それはつまり、「この高度なシステムの中で働ける人を選ばなければ非効率になってしまう」ということになりますから、A型・B型のどちらを選択するかは、慎重に検討する必要があると思います。
相談者は「地域に貢献したい」との想いもあるようですが、植物工場としての特性を最大限に生かすのであれば、A型が向いていると言えるでしょう。
一般的に農業と福祉はとても相性がいいと言われています。
農業のどんな部分が相性がいいのかと言うと、「自然」「ゆとり」「開放感」といったキーワードが障がい者の人たちの特性に合っているのではと予想します。
しかしそうなると、施設園芸や植物工場は工業的な面が多い農業ですから、少し微妙な感じはありますね。
しかし、相性がいいことと給料や採算という点は比例するものではありません。反対に「ゆとり」のある農業は、環境面はいいけれど雇用に繋がらなかったり、また利益が出にくかったりします。
次に、現場監督・責任者の人選や、運営面についてお話ししましょう。
私たちの農園は、水耕栽培の姫ねぎ・姫みつば・姫ちんげん・ミニちんげんやアイガモ農法の無農薬コシヒカリなどを育てる生産部(栽培)と、農を通した働きの場づくりをモットーに掲げる「心耕部」(ジョブコーチ)の2部構成で組織しています。
両部署共通のテーマとして、現場監督・責任者にはGAP(農業工程管理)と企業内ジョブコーチ(福祉サポート)の資格を取得してもらい、生産と障がい者育成の両方の視点を持って農園運営をしています。

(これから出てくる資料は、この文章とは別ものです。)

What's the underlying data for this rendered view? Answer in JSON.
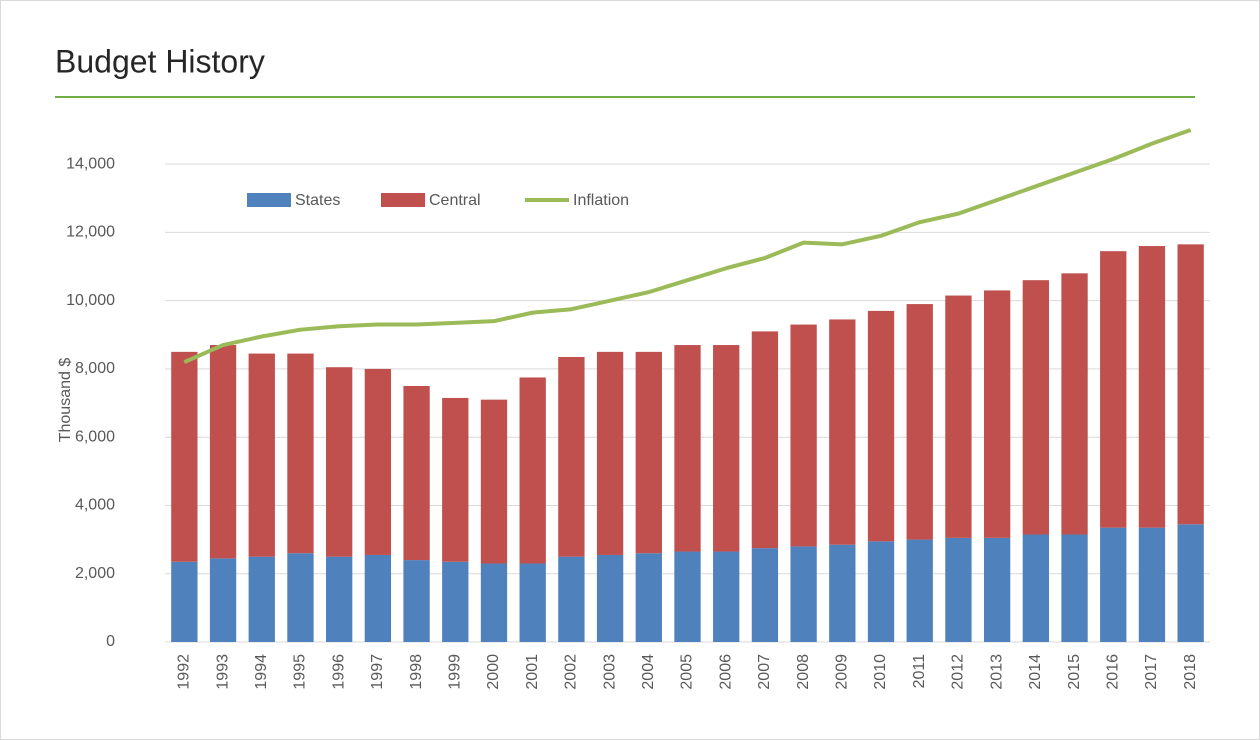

その中でも、強いて言えば私達は、「心耕部」のスタッフに権限を多く与えています。
ただし、理想で言えば生産管理と福祉の両方をバランスよくできる人が責任者になることが理想ですが、私はまだそういう人に巡り合ったことがありません。
「障がいを持つ人にどれくらいの時間働いてもらうのがベストか?」については、福祉的視点(要素)が強いと思いました。
就労的視点(要素)が強いと「6時間働ける障がい者をどう採用しどのように育成するか?」となりますが、ここでもA型かB型かによってだいぶ変わってきますね。
参考意見として、私たちが考えている障がい者と健常者の採用時の違いは、訓練期間の長さにあります。
障がい者の人たちを採用する前にはできるだけ長く訓練期間を設けてお互いが慣れるようにしています。
そこでその人の特性や体力を見極めて、無理のない勤務時間を設定します。そして半年単位くらいで時間を延長していくのが、私達のやり方です。
福祉事業所の運営を成功に導くためには、私達は福祉事業を行っていませんので、同業の方々からアドバイスいただいてください。
ですから、これは一般的なこととしてのコメントになりますが、「成功とは何か?」を、経営者は明確に示す必要があると思います。
ここが曖昧だと、働く人たちが迷ってしまいますから。特に「農福連携」という言葉は、曖昧の象徴です(笑)。
私は、農業事業と福祉事業のどちらが主なのかを明確にして、働く仲間に伝えています。
私達のユニバーサル農業は、「農業経営体を主として強い農業を実現し、多様な人達の働きの場を拡大させること」を成功としています。